That’s not quite how I’d put it. What I actually think is more like: “A lot of optimisation went into making human society, and there were structural forces pushing that towards finding good solutions. We shouldn’t be surprised if our attempts to figure out how to handle AI end up converging on things we ‘already discovered’, and we might be able to save a lot of bother by skipping ahead.” This is kind of what I was trying to get at with the ‘utilitarians rediscovering honour’ point.
A potential crux is that I think the structural reasons why current society is good by our values fundamentally disappears with AI, and critically whether or not it’s corrigible don’t matter here.
Specifically, the reasons are a combination of humans being necessary to run the economy + better economic performance requires giving citizens most of their selfish wants + democracy turning out to be better for economies and wars than autocracies.

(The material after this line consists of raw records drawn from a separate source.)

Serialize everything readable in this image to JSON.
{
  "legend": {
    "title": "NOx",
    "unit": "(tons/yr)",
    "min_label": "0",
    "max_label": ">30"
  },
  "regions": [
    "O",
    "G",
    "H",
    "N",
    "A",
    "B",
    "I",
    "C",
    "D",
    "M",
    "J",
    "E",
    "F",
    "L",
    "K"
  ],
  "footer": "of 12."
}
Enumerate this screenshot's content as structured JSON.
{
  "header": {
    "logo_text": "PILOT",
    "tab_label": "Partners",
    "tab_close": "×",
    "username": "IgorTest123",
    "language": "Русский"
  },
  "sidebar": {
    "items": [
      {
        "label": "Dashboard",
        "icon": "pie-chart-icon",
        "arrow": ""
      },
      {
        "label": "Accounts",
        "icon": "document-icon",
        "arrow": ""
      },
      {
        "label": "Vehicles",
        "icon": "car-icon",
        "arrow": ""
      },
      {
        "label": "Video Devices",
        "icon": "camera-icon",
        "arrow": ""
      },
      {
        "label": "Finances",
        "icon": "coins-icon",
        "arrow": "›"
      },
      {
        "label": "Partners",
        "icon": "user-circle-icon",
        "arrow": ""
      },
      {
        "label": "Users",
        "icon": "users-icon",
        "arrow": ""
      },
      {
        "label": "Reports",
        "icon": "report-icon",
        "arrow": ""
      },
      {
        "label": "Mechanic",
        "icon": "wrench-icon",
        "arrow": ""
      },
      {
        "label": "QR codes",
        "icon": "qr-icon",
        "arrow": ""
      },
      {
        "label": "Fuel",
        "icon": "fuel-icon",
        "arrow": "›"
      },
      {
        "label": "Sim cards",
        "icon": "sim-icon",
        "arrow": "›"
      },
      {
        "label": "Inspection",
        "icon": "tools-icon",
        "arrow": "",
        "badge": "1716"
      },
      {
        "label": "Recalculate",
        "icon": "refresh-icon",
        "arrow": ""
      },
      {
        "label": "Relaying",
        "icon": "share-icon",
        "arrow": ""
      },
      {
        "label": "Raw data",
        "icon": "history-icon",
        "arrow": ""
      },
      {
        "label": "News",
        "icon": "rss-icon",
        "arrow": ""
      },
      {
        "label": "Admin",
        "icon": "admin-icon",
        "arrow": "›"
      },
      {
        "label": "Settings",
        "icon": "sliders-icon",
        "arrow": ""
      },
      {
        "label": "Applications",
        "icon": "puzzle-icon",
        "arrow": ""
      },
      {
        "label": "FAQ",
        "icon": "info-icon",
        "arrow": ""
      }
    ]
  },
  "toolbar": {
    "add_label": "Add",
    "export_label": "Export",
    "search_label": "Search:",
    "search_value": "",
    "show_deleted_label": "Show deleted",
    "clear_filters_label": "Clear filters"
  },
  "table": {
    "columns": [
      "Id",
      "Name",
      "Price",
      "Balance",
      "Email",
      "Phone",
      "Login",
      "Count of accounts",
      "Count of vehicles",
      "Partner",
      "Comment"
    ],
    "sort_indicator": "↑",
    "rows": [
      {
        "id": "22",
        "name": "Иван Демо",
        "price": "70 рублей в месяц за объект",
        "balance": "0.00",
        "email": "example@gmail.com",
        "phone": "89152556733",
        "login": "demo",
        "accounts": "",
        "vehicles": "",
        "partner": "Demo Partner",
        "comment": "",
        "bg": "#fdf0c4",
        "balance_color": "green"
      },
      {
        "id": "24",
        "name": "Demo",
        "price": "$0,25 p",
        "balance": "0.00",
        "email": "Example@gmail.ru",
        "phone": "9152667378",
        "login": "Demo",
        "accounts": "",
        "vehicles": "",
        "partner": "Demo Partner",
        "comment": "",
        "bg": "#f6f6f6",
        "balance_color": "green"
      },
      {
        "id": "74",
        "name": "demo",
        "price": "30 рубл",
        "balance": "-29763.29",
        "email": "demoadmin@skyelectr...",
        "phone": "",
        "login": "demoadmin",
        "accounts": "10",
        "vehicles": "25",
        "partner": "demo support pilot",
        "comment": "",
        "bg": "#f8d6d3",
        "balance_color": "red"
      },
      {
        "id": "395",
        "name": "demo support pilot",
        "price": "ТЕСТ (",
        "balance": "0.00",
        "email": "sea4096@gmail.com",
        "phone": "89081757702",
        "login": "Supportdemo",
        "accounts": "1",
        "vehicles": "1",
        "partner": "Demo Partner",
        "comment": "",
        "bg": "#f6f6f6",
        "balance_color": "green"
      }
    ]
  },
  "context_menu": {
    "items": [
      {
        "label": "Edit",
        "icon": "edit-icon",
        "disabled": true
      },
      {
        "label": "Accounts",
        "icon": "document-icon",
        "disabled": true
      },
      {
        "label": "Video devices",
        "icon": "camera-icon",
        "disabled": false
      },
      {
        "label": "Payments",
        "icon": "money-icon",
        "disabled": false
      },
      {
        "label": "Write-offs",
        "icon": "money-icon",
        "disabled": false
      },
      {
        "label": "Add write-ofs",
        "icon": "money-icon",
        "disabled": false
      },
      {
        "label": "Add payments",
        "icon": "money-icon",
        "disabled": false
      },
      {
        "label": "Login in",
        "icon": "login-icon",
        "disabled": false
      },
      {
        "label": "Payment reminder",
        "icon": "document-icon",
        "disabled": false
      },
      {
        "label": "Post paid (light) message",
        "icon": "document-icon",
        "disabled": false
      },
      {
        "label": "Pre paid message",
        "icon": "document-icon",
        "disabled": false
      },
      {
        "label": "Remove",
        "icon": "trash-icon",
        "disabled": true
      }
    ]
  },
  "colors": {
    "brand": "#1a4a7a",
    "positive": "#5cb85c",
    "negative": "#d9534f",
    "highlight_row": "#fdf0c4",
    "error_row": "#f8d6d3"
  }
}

Ai threatens all three, due to humans becoming less necessary and thus you no longer have to give humans what they want in order for the economy to do well, and democracy in the AI era will start to worsen in performance compared to autocracy because UBI + almost everyone being out of a job means that perpetual unrest similar to 2020 America will worsen efficiency/economic growth dramatically compared to machine autocracies which don’t have to deal with unrest.
And critically, it doesn’t matter whether or not the AI is corrigible or value-aligned, it only matters that due to AI, incentives to give humans what they want is fundamentally weaker, meaning that some amount of intrinisic value-alignment is necessary if humans are to survive with anything like a decent life.
Another useful section for people to notice, which says that even if the prior is doing most of the work, the marginal sample efficiency for AIs is also very bad, because compared to humans they need 100x more marginal data:
Even if it were the case that we can explain away the trillions of tokens required to pretrain a base model as catching up to evolution, it doesn’t explain why the marginal capabilities take so much data—once you have been educated, you don’t need 100 different professors to learn a new programming language, but the AIs (even once pretrained) do.